The plaintiffs in the Uhm case challenged the marketing materials as fraudulent after enrolling in a Humana Medicare Part D plan. Uhm, 620 F.3d at 1139. The Ninth Circuit held that fraud and inducement-by-fraud claims were preempted, because if the state court were to determine that the materials were misrepresentations, then they would be "directly undermin[ing] CMS's prior determination that those materials were not misleading." Id. at 1157. The Ninth Circuit went on to explain that "there are other tort or State contract law, or consumer protection-based claims that would be entirely independent of the issue of whether services are required under M+C provisions." Id. at 1155 (quoting 65 Fed. Reg. 40170, 40261 (June 29, 2000)). The plaintiffs in the Clay case were challenging the adequacy under state law of the marketing material's disclosures about an arbitration agreement after their decedent had enrolled in a MA plan with Kaiser. Clay, 540 F. Supp. 2d at 1104, 1108. The district court held that the Medicare Act preempted state law governing disclosures about arbitration, found that all plaintiffs were bound by the arbitration provisions in the MA plan, and granted the defendants' motion to compel arbitration.
292 F. Supp. 3d at 1223, 1231 (D.N.M. 2018) (plaintiffs were enrollees challenging coverage).
Alston v. United Healthcare Servs., Inc., 291 F. Supp. 3d 1170 (D. Mont. 2018) (holding that the state law claims do not survive preemption because the Medicare Act governs the denial of coverage); N.Y. City Health & Hosps. Corp. v. WellCare of N.Y., Inc., 769 F. Supp. 2d 250 (S.D.N.Y. 2011) (denying remand because the "case implicates the complex reimbursement schemes created by Medicare law," and will "affect the hundreds of MA Organizations that have contracted with CMS").

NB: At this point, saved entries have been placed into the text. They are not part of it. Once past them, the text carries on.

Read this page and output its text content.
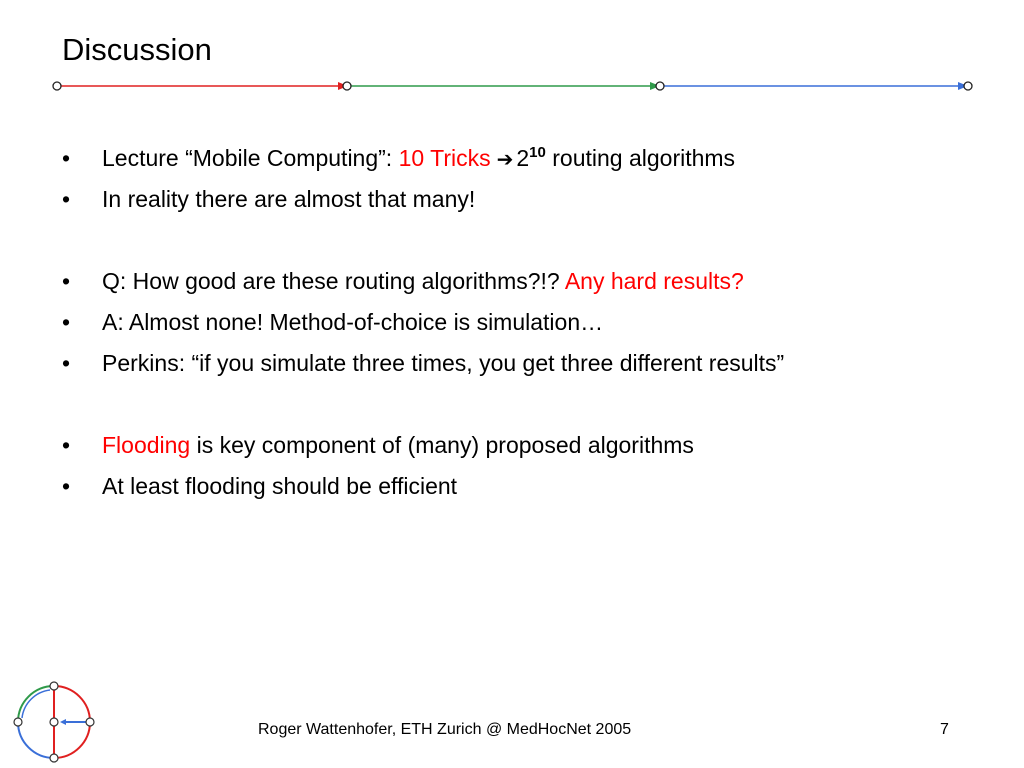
Discussion
• Lecture “Mobile Computing”: 10 Tricks ➔ $2^{10}$ routing algorithms
• In reality there are almost that many!
• Q: How good are these routing algorithms?!? Any hard results?
• A: Almost none! Method-of-choice is simulation…
• Perkins: “if you simulate three times, you get three different results”
• Flooding is key component of (many) proposed algorithms
• At least flooding should be efficient
Roger Wattenhofer, ETH Zurich @ MedHocNet 2005	7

Defendants have accordingly failed to meet their burden of showing that subject matter jurisdiction exists.
IT IS THEREFORE ORDERED that Plaintiff's Motion to Remand (Dkt. 6) is GRANTED. Accordingly, the Court REMANDS this case to the District Court of Oklahoma County, State of Oklahoma.
IT IS SO ORDERED thia 7th day of January, 2021.